Em Braga, na Quarta-Feira Santa tem lugar o tradicional cortejo bíblico “Vós sereis o meu povo”, popularmente conhecido como “Procissão da Burrinha”. Trata-se de uma procissão nocturna que apresenta a pré-história do Mistério Pascal de Jesus, que a Igreja celebra nos dias seguintes. No decurso dela são apresentados em sucessão cronológica e em verdadeira catequese, 22 quadros da vida de Jesus. Num deles é recriada a fuga para o Egipto de São José e Nossa Senhora, com a imagem da Virgem com o Menino Jesus ao colo, transportada numa burrinha e conduzida por um figurante, fazendo de São José. A procissão, organizada desde 1998 pela Paróquia e pela Junta de Freguesia de São Victor, integra mais de 1000 figurantes com trajes bíblicos, assim como bandas filarmónicas e grupos corais. É uma referência incontornável da Semana Santa de Braga e a ela assistem vulgarmente mais de 60 mil pessoas, ao longo dos 3 km de percurso.
Arte cristã
Desde a Idade Média que a “Fuga para o Egipto” constitui um tema recorrente na arte cristã, frequentemente explorado pelos artistas plásticos, que representam Nossa Senhora com o Menino Jesus ao colo, montada numa burrinha e acompanhada por São José, que segue a pé.

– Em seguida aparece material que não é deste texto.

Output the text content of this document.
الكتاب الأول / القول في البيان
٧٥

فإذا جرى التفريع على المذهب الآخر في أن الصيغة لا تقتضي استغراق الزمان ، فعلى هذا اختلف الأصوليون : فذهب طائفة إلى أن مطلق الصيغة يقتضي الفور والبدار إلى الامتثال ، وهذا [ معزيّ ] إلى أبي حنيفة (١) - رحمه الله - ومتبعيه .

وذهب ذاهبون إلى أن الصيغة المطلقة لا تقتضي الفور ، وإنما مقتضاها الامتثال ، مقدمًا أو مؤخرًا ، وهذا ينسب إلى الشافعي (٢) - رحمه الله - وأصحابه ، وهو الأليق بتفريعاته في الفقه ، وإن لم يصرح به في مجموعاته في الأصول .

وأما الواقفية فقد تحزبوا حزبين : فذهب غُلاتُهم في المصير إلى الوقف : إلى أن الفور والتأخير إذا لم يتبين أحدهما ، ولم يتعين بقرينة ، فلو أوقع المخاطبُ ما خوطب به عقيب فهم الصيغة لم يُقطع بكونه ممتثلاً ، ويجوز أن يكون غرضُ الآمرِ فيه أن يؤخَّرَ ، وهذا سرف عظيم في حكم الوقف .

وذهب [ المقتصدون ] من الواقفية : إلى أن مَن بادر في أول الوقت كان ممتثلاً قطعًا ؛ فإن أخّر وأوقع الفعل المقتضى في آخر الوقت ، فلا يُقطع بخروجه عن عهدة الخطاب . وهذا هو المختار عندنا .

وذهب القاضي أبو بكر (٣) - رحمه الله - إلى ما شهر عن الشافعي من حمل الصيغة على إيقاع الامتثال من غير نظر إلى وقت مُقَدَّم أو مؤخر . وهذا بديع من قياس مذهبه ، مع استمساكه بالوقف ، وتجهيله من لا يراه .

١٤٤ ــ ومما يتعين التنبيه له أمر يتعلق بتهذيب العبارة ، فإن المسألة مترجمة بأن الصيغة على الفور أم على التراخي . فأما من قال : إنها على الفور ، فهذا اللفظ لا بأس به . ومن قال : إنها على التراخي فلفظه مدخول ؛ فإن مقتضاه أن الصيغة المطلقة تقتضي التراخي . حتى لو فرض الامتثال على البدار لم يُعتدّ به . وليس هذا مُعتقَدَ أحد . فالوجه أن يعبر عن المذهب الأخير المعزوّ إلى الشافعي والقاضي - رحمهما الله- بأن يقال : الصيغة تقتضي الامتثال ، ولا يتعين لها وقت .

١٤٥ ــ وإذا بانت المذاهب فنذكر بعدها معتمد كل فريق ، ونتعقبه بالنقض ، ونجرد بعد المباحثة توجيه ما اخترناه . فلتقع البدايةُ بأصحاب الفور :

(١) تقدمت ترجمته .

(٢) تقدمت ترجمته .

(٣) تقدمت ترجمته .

A nível da pintura há inúmeras iluminuras dos códices de pergaminho medievais, bem como pinturas sobre os suportes mais diversos (tela, madeira, mármore, vidro, cobre, prata, fresco, etc.). No âmbito da escultura em pedra, a evocação bíblica figura em pias baptismais, túmulos, fachadas, capiteis, edículas, frisos de arquitraves, etc. A ela há a acrescentar ainda a escultura em madeira e barro policromados, bem como painéis de azulejos, vitrais, desenhos e gravuras (em madeira ou a água-forte).